I always find that the last full day of any holiday regardless of where I am or whom I am with can be melancholic. To defer that sense of melancholy until later in the day or even until the morning of departure I try, along with my wife, to plan and achieve as full a day out and about as possible.
For our last full day of what had been a welcome break for both of us in Swanage we laid plans over breakfast to leave the car where we were staying, walk into town, and catch the train from Swanage to Corfe.
The Railway Journey
There is a railway line that is run by The Swanage Railway Company that has services between Swanage and Corfe. The return fare for an adult is £15 which may sound a bit pricey when you think you could drive the same route in about 20 minutes, park the car for a couple of pounds, and explore Corfe. The £15 buys you an experience on a vintage train which may or may not be pulled by a steam locomotive depending on maintenance schedules. It buys you a journey through beautiful countryside that you can enjoy rolling past without having to worry about the car in front. It buys you a seat in a compartment for eight people where the upholstery is a bit tired and what was considered the height of luxury less than a generation ago by commuters into London, including myself.
The journey by train also takes about 20 minutes but if you are on holiday and have no time table then let the train take the strain.
Facing the same way as the train on the way out of Swanage, you will be able to see Nine Barrow Down on the right hand side. This ridge of high chalk-land hills gradually converges with the the railway line until it plunges into a natural gap where Corfe Castle is situated. On the left overlooking fields and woodlands and in the middle distance are The Purbeck Hills which like Nine Barrow Down gradually converge with the railway and drop down to the gap where Corfe Castle is.

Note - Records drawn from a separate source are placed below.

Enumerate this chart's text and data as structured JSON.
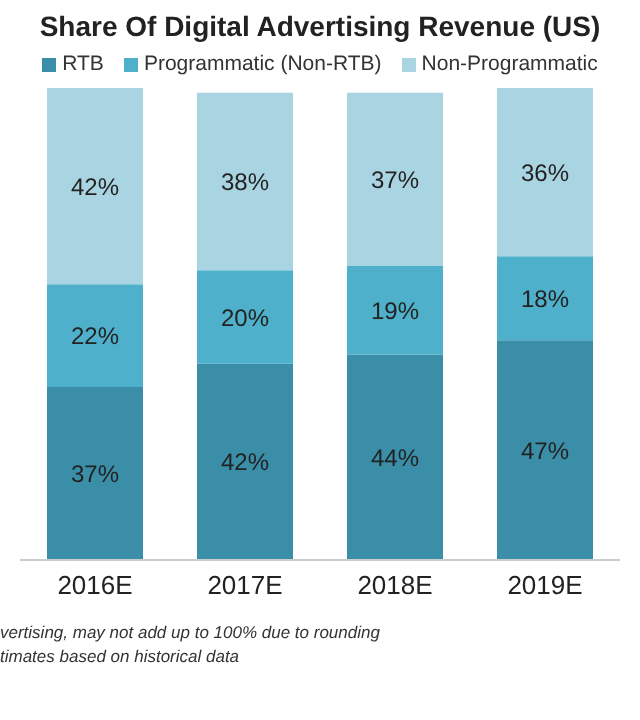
{
  "chart_data": {
    "type": "bar",
    "title": "Share Of Digital Advertising Revenue (US)",
    "categories": [
      "2016E",
      "2017E",
      "2018E",
      "2019E"
    ],
    "series": [
      {
        "name": "RTB",
        "color": "#3a8ea8",
        "values": [
          37,
          42,
          44,
          47
        ],
        "value_labels": [
          "37%",
          "42%",
          "44%",
          "47%"
        ]
      },
      {
        "name": "Programmatic (Non-RTB)",
        "color": "#4fb0cc",
        "values": [
          22,
          20,
          19,
          18
        ],
        "value_labels": [
          "22%",
          "20%",
          "19%",
          "18%"
        ]
      },
      {
        "name": "Non-Programmatic",
        "color": "#a9d4e1",
        "values": [
          42,
          38,
          37,
          36
        ],
        "value_labels": [
          "42%",
          "38%",
          "37%",
          "36%"
        ]
      }
    ],
    "stacked": true,
    "legend": "top",
    "annotations": [
      "vertising, may not add up to 100% due to rounding",
      "timates based on historical data"
    ]
  }
}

Corfe Station looks like a setting for a 1930s detective thriller with its renovated station buildings, platform equipment, and barrows stacked with vintage luggage.
Some History of the Railway
Before leaving the station, make a visit to the small museum. The building is packed to the rafters with railway memorabilia including old railway signs, route maps, and equipment. Go up the stairs to the left of the entrance and on the wall will be a couple of huge boards explaining the history of the railway line from Wareham to Swanage.
This branch line managed to stave off closure until the early 70s unlike many other lines which were closed in the 60s through Dr, Beeching's revamping of the rail network. No sooner had this line been closed than within a few weeks all of the rails and sleepers had been ripped up and sold off for scrap. My reaction when I first read this was "vandalism" and a man standing next to me said, "what a complete waste." As one of the boards so rightly states. "Seven weeks to dismantle and 40 long years to rebuild" to reach its present condition. All of this has been achieved through running the railway as a charity.
I have been passing through Corfe and stopping off in Corfe for about 50 years now and I can honestly say that it really hasn't changed that much over that half century. The same street layout and the same buildings that have been there so long seem to be part of the land.
We walked from the station up to the village square which is dominated on the south side by the village church. Facing on to the square opposite the church is The Greyhound Inn. We went in there for a coffee and a look at the menu to see if we wanted to stay for lunch. We did have a lunch there once and it was really good but so often we have made a revisit in hope based on memory and left disappointed. We finished our coffee and left.
Next door to The Greyhound Inn is a small village bakery. They serve takeaway food both hot and cold. We had two pasties which we ate sitting on a bench overlooking the square. You see, I do take my wife out occasionally.
We have been around the castle several times so unless we have gusts we never bother now. Instead we walk around the base of it in a clockwise direction. The route follows the course of the original moat. You then cross the road that runs to Church Knowle and Kimmeridge and walk beside a small stream. This eventually gets you to the road that goes from Corfe up to Wareham. At the intersection is a National Trust facility where you can sit and have a coffee in a modern building with comfortable seating.
The castle is on what appears to be a symmetrical conical hill that would make you assume it was man made. It isn't. On all of the walk we did, you are walking next to streams and it is their erosion capabilities over thousands of millions of years that have made the hill where the castle is today.
Then the final leg of the walk is at the base of the mound the castle is on and back to the village square outside The Greyhound Inn. Then on to the station to catch the train back to Swanage.
We didn't do a lot on this last day but it was more than enough to make us feel that we had done a lot so when we returned to our Coastal Cabin we were quite happy and actually looking forward to going home the next morning.